Principalmente após os fatos que ocorreram durante a UNOSOM II (Somália) e a UNAMIR/UNOMUR (Ruanda), nas quais se tornou evidente a desproporção entre os meios materiais dos contigentes militares e as finalidades da operação, a ONU entendeu que era necessária uma revisão realista de seus procedimentos relacionados à segurança internacional ainda que isso desagradasse delegações de países que temiam a ingerência indevida e excessiva da organização em assuntos internos. Como, nos mandatos citados, os membros da operação foram prejudicados por restrições legais e pela baixa ofensividade dos armamentos utilizados, a revisão mencionada no relatório Brahimi objetivava o incremento do potencial ofensivo das operações confome as necessidades do caso concreto. As tropas, por conseguinte, deveriam, segundo novo entendimento, ser dotadas dos meios necessários para autopreservação e para o alcance de seus objetivos. Quanto mais ambiciosos os objetivos, portanto, maiores deveriam ser a amplitude do mandato da operação e o poder bélico das tropas. Se, anteriormente, todas as operações tinham fundamento jurídico em interpretação sistemática, extensiva e teleológica dos dispositivos do capítulo VI e VII (ou, conforme o Secretário-Geral Dag Hammarskjold, no capítulo VI e meio), após o relatório Brahimi, as operações militarmente mais complexas passaram a ser baseadas diretamente no capítulo VII.
A fundamentação no capítulo VII altera, substancialmente, as características das operações de paz, pois, na prática, derroga os princípios referentes ao consentimento das partes e ao uso restrito da força. No inciso 7 do Art. 2.º da Carta da ONU, a regra da não intervenção em assuntos que dependam essencialmente da jurisdição interna é excetuada pela aplicação do capítulo VII:
7. Nenhuma disposição da presente Carta autorizará as Nações Unidas a intervir em assuntos que dependam essencialmente da jurisdição interna de qualquer Estado, ou obrigará os membros a submeterem tais assuntos a uma solução, nos termos da presente Carta; este princípio, porém, não prejudicará a aplicação das medidas coercitivas constantes do capítulo VII.
(grifos nossos)
A possibilidade de constituir missões com base no capítulo VII transforma as operações de paz em verdadeiras unidades militares. Em decorrência disso, ocorre relevante ampliação de seu poder no campo de batalha. Em vista do aumento do potencial ofensivo, elas passam a constituir as forças armadas, ainda que temporárias, da Organização das Nações Unidas. Como exemplos de operações cujo mandato é expressamente baseado no capítulo VII, citam-se: UNMIBH (Resolução 1088/1996 do CS, Bósnia Herzegovina), UNMISET (Resolução 1590/2005 do CS, Timor Leste), UNMIS (Resolução 1590/2005, Sudão), MINUSTAH (Resolução, 1608/2005, Haiti).

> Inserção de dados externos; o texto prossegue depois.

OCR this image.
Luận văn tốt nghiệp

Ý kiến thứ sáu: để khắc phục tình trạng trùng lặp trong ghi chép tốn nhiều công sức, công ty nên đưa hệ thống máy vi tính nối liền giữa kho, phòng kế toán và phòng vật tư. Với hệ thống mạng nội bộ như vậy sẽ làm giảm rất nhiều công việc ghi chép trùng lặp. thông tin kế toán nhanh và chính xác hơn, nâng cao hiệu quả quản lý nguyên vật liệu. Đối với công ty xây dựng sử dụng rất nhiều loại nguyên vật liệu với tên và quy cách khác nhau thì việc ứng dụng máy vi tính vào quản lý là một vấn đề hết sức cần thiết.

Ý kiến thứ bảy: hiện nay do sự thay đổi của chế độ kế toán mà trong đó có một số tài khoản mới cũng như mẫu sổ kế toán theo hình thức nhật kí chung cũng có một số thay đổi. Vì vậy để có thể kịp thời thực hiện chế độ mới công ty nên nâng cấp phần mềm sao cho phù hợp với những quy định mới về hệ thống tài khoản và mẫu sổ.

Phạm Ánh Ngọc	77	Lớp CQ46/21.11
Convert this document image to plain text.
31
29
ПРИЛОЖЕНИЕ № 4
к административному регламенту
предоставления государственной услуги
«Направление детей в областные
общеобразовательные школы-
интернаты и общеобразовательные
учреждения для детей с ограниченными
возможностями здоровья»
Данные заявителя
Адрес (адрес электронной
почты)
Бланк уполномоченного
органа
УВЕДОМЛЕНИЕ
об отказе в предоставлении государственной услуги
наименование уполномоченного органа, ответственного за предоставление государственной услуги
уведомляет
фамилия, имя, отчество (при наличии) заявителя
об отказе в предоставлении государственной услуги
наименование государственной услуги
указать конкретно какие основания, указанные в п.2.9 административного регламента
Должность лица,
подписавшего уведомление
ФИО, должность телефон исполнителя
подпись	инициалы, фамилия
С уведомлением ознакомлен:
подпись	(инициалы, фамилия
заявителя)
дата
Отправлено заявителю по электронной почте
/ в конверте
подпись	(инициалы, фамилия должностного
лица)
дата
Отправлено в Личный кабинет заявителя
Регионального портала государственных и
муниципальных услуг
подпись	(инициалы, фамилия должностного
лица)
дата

2. O Brasil nas operações de paz das Nações Unidas
Embora o Brasil tenha participado, com freqüência, das operações de paz constituídas sob mandato das Nações Unidas, nota-se que a política externa brasileira apresenta restrições e reservas no que concerne à amplitude e à índole das ações militares em território estrangeiro. Estas, quando fundamentadas no capítulo VII da Carta da ONU, não são, em regra, plenamente endossadas pelo Brasil, conforme verificado, em momento recente, no caso da Resolução 1973/2011, proferida no decorrer da insurreição popular na Líbia. Essa norma, apesar de conter expressa condenação do governo líbio pela afronta aos direitos humanos e por crimes contra a humanidade, aspectos de extrema gravidade, possibilita, no entendimento da diplomacia brasileira, o uso excessivamente amplo de meios armados, o que caracteriza intervenção ilegítima nos assuntos internos do Estado africano, além de contrariar o princípio da solução pacífica dos conflitos, contido na Carta da ONU (capítulo VI) e reproduzido na Constituição Federal de 1988 (inciso VII do art. 4.º).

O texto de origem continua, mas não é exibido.